15 Kapal Ketinting untuk Korban Tsunami Diserahkan Hari Ini

15
Kepala Dinas Perikanan Dr. Meizar Malanesia

KALIANDA – Sebanyak15 unit kapal nelayan jenis ketinting dari Kementerian Kelautan dan Perikanan Republik Indonesia (KKP RI) bakal disalurkan kepada nelayan yang menjadi korban tsunami di wilayah Lampung Selatan. Bantuan tersebut bakal diserahkan langsung Plt Bupati Lamsel H. Nanang Ermanto di TPI Dermaga Bom Kalianda, Selasa (15/10) besok (hari ini’red).

          Kepala Dinas Perikanan Lampung Selatan DR. Meizar Malanesia menegaskan, 15 unit kapal bantuan untuk para korban tsunami ini diperoleh dari hasil koordinasi yang intens dilakukan dengan pemerintah pusat. Meskipun jumlah yang diperoleh belum sebanding dengan data yang diajukan, namun pihaknya bakal terus melakukan koordinasi dengan pihak terkait.

          “Memang yang kita ajukan ratusan kapal untuk korban tsunami. Dengan kategori rusak berat, sedang dan ringan. Bantuan dari KKP sebanyak 15 unit ini wajib kita syukuri. Karena, kalau tidak terus kita tanyakan mustahil bisa memperoleh dengan jumlah segitu. Karena, dari pusatnya memang sangat terbatas,” ungkap Meizar dikantornya, Senin (14/10) kemarin.

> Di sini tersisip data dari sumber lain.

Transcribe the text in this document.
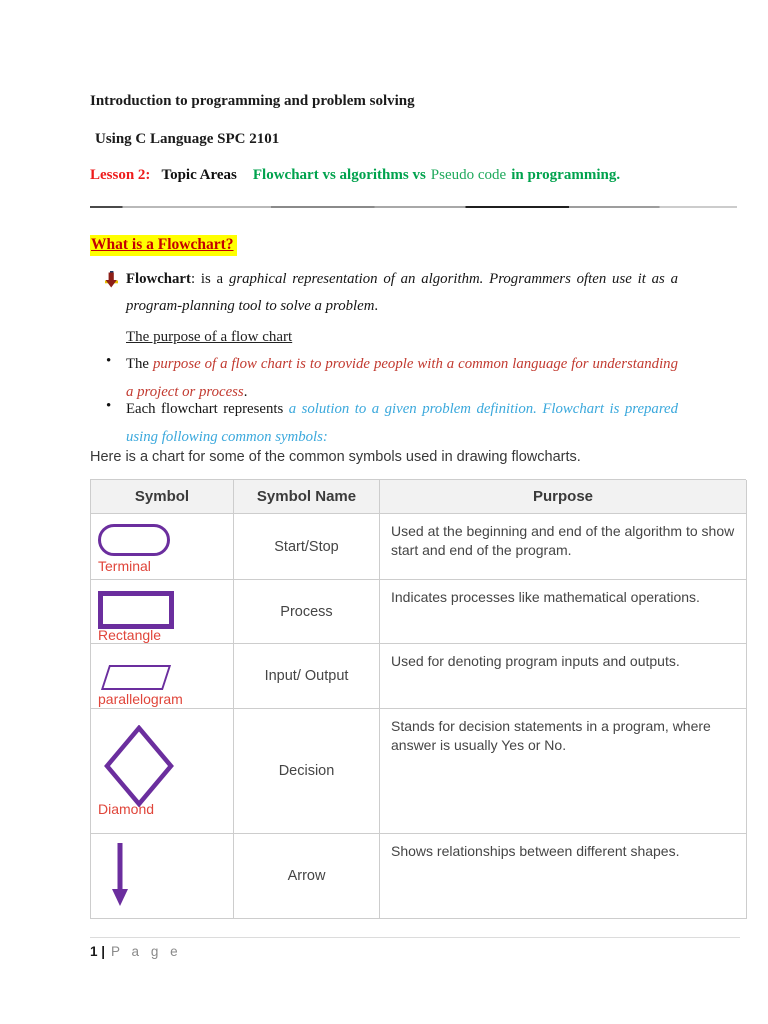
Introduction to programming and problem solving
Using C Language SPC 2101
Lesson 2: Topic Areas Flowchart vs algorithms vs Pseudo code in programming.
What is a Flowchart?
Flowchart: is a graphical representation of an algorithm. Programmers often use it as a program-planning tool to solve a problem.
The purpose of a flow chart
• The purpose of a flow chart is to provide people with a common language for understanding a project or process.
• Each flowchart represents a solution to a given problem definition. Flowchart is prepared using following common symbols:
Here is a chart for some of the common symbols used in drawing flowcharts.
Symbol	Symbol Name	Purpose
Terminal
Start/Stop
Used at the beginning and end of the algorithm to show start and end of the program.
Rectangle
Process
Indicates processes like mathematical operations.
parallelogram
Input/ Output
Used for denoting program inputs and outputs.
Diamond
Decision
Stands for decision statements in a program, where answer is usually Yes or No.
Arrow
Shows relationships between different shapes.
1 | P a g e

BACA :  Pede Modal Selly Sabet Emas di PON 2020

          Dia menjelaskan, 15 unit kapal dengan kapasitas mesin 3GT ini bakal diperuntukan bagi para nelayan yang memang sangat membutuhkan. Sebab, sebelumnya dalam kurun waktu dua bulan terakhir pihaknya telah melakukan survey ke lapangan untuk memastikan bantuan kapal tersebut tepat sasaran.

          “Jadi, yang berhak memperoleh kapal ini adalah mereka yang benar-benar aktifitasnya lumpuh pasca peristiwa tsunami. Dan memang setelah diverifikasi kapal mereka hancur porak-poranda dan bangkainya pun tidak diketemukan. Ada juga yang sampai kehilangan nyawa anggota keluarganya dalam bencana itu. Nah, itu kategori nelayan yang lebih dulu kita bantu dan dinyatakan layak,” terangnya.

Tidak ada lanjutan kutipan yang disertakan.